Questa passione per i cavalli durerà fino al XIX secolo. Oggi, gli appartamenti privati della famiglia d’Alessandro, bellissimi e ricchi di preziosi oggetti d’epoca, sono visitabili solo in alcune giornate dell’anno.

Il resto del castello è gestito da una locale associazione (Intramontes) per percorsi di visita e iniziative culturali.

La cucina del castello tra ceramiche e tartufi

Tra il 1780 ed il 1795, Pasquale Maria d’Alessandro (1756-1816), duca di Pescolanciano, decise di cavalcare l’onda del successo delle porcellane di Capodimonte impiantando una fabbrica di maioliche, terraglie e porcellane adiacente al castello.

Questo slancio imprenditoriale portò un immediato successo, a tal punto da fare concorrenza alla stessa regia fabbrica in Napoli.

Chiamarono Maestranze napoletane e venete a produrre forme tipiche dell’epoca e proprio all’imperizia di alcuni maestri di fabbrica si attribuisce la fine della manifattura. Questa avvenne a seguito di un incendio che alcuni, tuttavia, ritengono di natura dolosa, appiccato per motivi politici e di concorrenza.

A raccontare questa affascinante vicenda è il Museo delle Ceramiche di Pescolanciano, allestito nei locali dell’ex Taverna del Duca d’Alessandro, con la collezione personale dell’erede della famiglia: Ettore d’Alessandro.

In esposizione, diversi pezzi rari e unici che farebbero la felicità di molti collezionisti. Le porcellane di Pescolanciano, infatti, proprio perché prodotte in un breve lasso di tempo e con uno stile unico, sono richiestissime sul mercato antiquario.

Non è difficile immaginare le bellissime tavole apparecchiate nel castello con le ceramiche prodotte dalla fabbrica d’Alessandro.

In quel periodo gli ordini di cucina prevedevano diverse zuppe, carne allevata e di cacciagione come il cinghiale, ortaggi e verdure del ducato ma anche salumi e formaggi locali.

La candidatura Unesco

Di grande interesse è un ordine di cucina del castello datato 16 gennaio 1799 che prevedeva “piccole portate di tartufo bianco di Carovilli con mazzette di erbe profumate”.

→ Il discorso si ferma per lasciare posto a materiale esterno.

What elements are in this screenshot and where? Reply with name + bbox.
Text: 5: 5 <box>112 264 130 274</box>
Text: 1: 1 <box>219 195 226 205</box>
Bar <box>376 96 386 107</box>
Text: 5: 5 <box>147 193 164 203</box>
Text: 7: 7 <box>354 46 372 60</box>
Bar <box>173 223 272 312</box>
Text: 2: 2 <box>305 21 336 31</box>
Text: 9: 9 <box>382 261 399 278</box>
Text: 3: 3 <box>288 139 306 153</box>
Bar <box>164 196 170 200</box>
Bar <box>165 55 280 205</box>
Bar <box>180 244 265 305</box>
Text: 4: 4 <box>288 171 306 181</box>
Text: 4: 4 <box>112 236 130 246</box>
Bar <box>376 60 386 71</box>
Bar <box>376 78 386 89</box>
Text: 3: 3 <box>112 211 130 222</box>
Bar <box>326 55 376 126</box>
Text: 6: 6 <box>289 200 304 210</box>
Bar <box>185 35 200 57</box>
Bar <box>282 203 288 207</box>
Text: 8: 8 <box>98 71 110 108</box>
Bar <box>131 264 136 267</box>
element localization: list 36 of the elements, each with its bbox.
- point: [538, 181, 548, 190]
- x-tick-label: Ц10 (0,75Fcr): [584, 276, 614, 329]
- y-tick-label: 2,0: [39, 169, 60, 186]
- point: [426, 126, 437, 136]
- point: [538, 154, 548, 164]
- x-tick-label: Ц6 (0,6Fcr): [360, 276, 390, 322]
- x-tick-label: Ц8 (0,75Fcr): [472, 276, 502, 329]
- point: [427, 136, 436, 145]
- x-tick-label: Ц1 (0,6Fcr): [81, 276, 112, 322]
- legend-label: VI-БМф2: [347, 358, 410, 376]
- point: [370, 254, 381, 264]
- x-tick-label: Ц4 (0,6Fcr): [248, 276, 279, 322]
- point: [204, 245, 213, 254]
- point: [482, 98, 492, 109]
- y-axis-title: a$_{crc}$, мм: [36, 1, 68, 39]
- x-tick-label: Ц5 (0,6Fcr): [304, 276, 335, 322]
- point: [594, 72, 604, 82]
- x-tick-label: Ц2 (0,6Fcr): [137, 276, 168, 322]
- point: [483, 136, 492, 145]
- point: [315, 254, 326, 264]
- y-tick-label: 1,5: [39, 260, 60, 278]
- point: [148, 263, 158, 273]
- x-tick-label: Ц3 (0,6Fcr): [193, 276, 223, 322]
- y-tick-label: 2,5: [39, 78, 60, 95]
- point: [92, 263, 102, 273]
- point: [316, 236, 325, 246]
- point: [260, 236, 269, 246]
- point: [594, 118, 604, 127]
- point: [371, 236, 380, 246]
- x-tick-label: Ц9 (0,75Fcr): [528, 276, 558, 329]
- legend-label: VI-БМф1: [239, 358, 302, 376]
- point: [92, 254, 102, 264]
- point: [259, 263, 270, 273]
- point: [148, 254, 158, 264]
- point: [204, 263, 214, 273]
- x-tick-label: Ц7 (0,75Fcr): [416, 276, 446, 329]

Questo documento è la testimonianza più antica sulla presenza del tartufo in Molise. Soprattutto, tra quelle più importanti inserite nel dossier di candidatura UNESCO della “Cerca e cavatura del tartufo in Italia”. La cui richiesta di inserimento è stata accolta nel 2021.

Che i duchi di Pescolanciano fossero dei buongustai, sempre aggiornati sulle “mode” enogastronomiche del momento, lo dimostra un altro ordine di cucina, del mese di gennaio dello stesso anno, in cui vengono richiesti “fagioli e polenta in spezie peperonate”.

Questo piatto è la più antica attestazione dell’uso quotidiano di mais e di peperone in Molise. Ingredienti provenienti dal Nuovo Mondo che hanno impiegato secoli per diffondersi in tutta Italia su larga scala.

Nel locale adiacente al museo, è possibile visitare un’esposizione dedicata alla civiltà contadina con tantissimi oggetti legati agli antichi mestieri delle famiglie del ducato.

L’esposizione è molto ricca e comprende attrezzi e strumenti per la lavorazione casearia tradizionale. Oggetti rappresentativi del mondo della transumanza e dell’allevamento, un bellissimo telaio per la lavorazione delle stoffe utilizzate per realizzare la biancheria da corredo, attrezzi agricoli e di bottega. Sicuramente da non perdere!

Curiosità

Al paese di Pescolanciano è dedicata una birra che è possibile trovare solo nei bar locali.

Questa birra, chiamata Pescolanciano ComunAle, è stata realizzata da un noto birrificio locale, La Fucina. Questi hanno “interrogato” gli abitanti del paese tramite un questionario per scoprire quali fossero le caratteristiche più amate nella birra dai suoi abitanti.

È nata, così, una Blond Ale di stampo belga, di circa 6 gradi alcolometrici, con una schiuma non troppo abbondante. Una vera specialità per gli amanti della birra!